国防部は政府褒賞取り消しの主要人事としてチョ・ホン、チェ・ソンリプ、ペク・ウンテクの3人を挙げた。イ・イング国防部人事企画官は「保安司本庁の前で34人が撮影した記念写真がある」とし「この3人は写真にある主要人物だ」と述べた。

国防部の政府褒賞取り消し対象者はすべて叙勲法第8条に明示された「虚偽の功績」が確認された。イ企画官は「国家安全保障有功者42人の勤務経歴と当時の対ゲリラ作戦記録などを全数調査した結果、戦闘に準ずる職務遂行や国土防衛に献身・努力した功績がないにもかかわらず叙勲を受けた事実を確認した」と明らかにした。

続けて「当時の非常戒厳の状況は憲政秩序を破壊した『国憲紊乱および内乱行為』として司法的評価が確定したことにより、武功勲・褒章の叙勲要件に該当しない」とし「戒厳司令部と隷下部隊で遂行した業務は新軍部の違法な権力掌握と内乱に助力した行為であり、功績となり得ない」と付け加えた。

◇スパイねつ造事件など国家暴力事件関与者91人、褒賞122点を取り消し

警察庁と国情院は1960年代から1990年代に発生したスパイねつ造事件など国家暴力事件に関与した91人の褒賞計122点を確認した。

警察庁は3月から創設以来授与された約10万件の政府褒賞を全数調査した。

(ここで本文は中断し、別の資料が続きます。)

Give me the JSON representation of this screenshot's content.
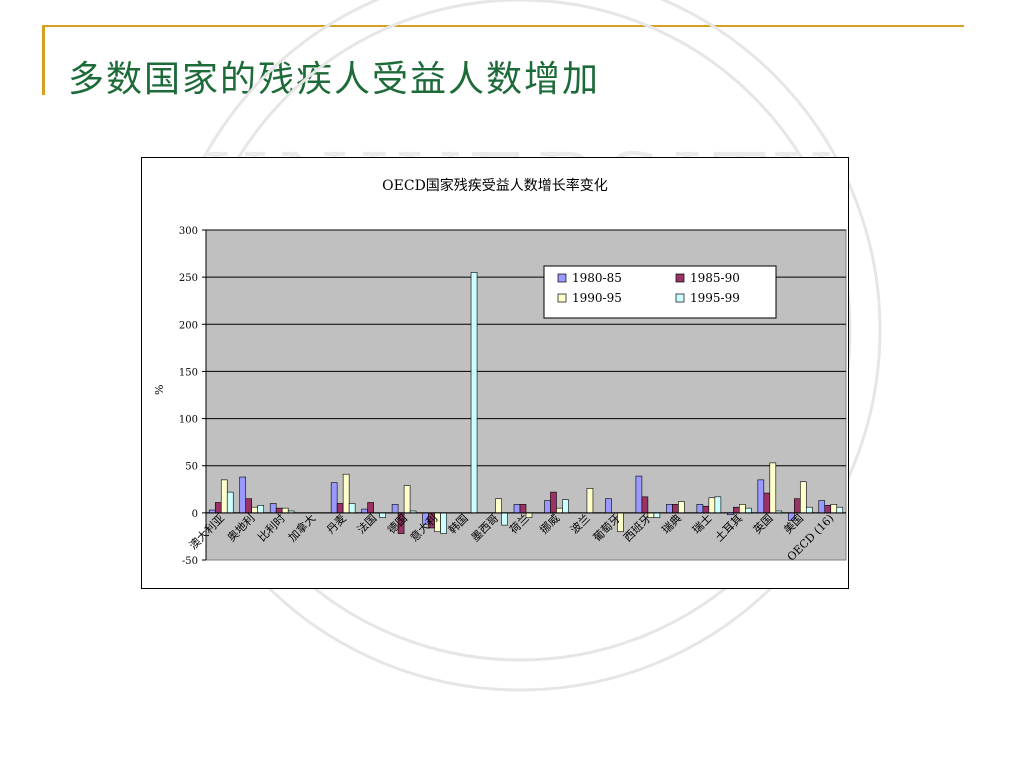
{
  "slide": {
    "title": "多数国家的残疾人受益人数增加"
  },
  "watermark": {
    "text": "UNIVERSITY"
  },
  "colors": {
    "accent_rule": "#D4A020",
    "title_text": "#1E6B3A",
    "plot_background": "#C0C0C0"
  },
  "chart_data": {
    "type": "bar",
    "title": "OECD国家残疾受益人数增长率变化",
    "xlabel": "",
    "ylabel": "%",
    "ylim": [
      -50,
      300
    ],
    "yticks": [
      -50,
      0,
      50,
      100,
      150,
      200,
      250,
      300
    ],
    "grid": true,
    "legend_position": "top-right",
    "categories": [
      "澳大利亚",
      "奥地利",
      "比利时",
      "加拿大",
      "丹麦",
      "法国",
      "德国",
      "意大利",
      "韩国",
      "墨西哥",
      "荷兰",
      "挪威",
      "波兰",
      "葡萄牙",
      "西班牙",
      "瑞典",
      "瑞士",
      "土耳其",
      "英国",
      "美国",
      "OECD (16)"
    ],
    "tick_labels": [
      "澳大利亚",
      "奥地利",
      "比利时",
      "加拿大",
      "丹麦",
      "法国",
      "德国",
      "意大利",
      "韩国",
      "墨西哥",
      "荷兰",
      "挪威",
      "波兰",
      "葡萄牙",
      "西班牙",
      "瑞典",
      "瑞士",
      "土耳其",
      "英国",
      "美国",
      "OECD (16)"
    ],
    "series": [
      {
        "name": "1980-85",
        "color": "#9999FF",
        "values": [
          3,
          38,
          10,
          0,
          32,
          4,
          9,
          -12,
          null,
          null,
          9,
          13,
          null,
          15,
          39,
          9,
          9,
          -2,
          35,
          -8,
          13
        ]
      },
      {
        "name": "1985-90",
        "color": "#993366",
        "values": [
          11,
          15,
          5,
          0,
          10,
          11,
          -22,
          -16,
          null,
          null,
          9,
          22,
          null,
          0,
          17,
          9,
          7,
          6,
          21,
          15,
          8
        ]
      },
      {
        "name": "1990-95",
        "color": "#FFFFCC",
        "values": [
          35,
          6,
          5,
          0,
          41,
          0,
          29,
          -20,
          null,
          15,
          -5,
          5,
          26,
          -20,
          -5,
          12,
          16,
          9,
          53,
          33,
          9
        ]
      },
      {
        "name": "1995-99",
        "color": "#CCFFFF",
        "values": [
          22,
          8,
          2,
          0,
          10,
          -5,
          2,
          -22,
          255,
          -13,
          0,
          14,
          0,
          0,
          -5,
          0,
          17,
          5,
          2,
          6,
          6
        ]
      }
    ]
  }
}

このうち違法逮捕、苛酷行為、民主化運動弾圧など違法事実が確認された事件関係者20人が受けた褒賞計36点の取り消しを推進した。取り消し対象の褒賞は勲章15点、褒章3点、大統領表彰12点、国務総理表彰6点である。

キム・ビョンチャン警察庁警務人事企画官は「代表的な事件は1979年に国家保安法違反などの容疑で80余人を検挙したナンミンジョン事件で、2024年と2025年の再審判決で当時の違法拘禁と苛酷行為など違法事実が認められ無罪が確定した」と語った。ナンミンジョン事件は南朝鮮民族解放戦線準備委員会と関連傘下団体の組織員を検挙した事件である。

国情院も前身の中央情報部創設以降、職員に授与された政府褒賞を全数調査した。その結果、中央情報部と国家安全企画部が捜査した事件のうち、捜査手続き違反や人権侵害といった違法行為が明らかになった19件の事件を確認した。

国情院はこれら事件に関与した政府褒賞71人の勲・褒章と大統領表彰・国務総理表彰86点に対する取り消し手続きを進めた。国情院は現在、追加調査が必要な事案について叙勲取消の可否を検討しており、今後、再審無罪事件などを確認したり既存の取消事件関連の受勲者を発見した場合、叙勲取消手続きを迅速に進める方針だ。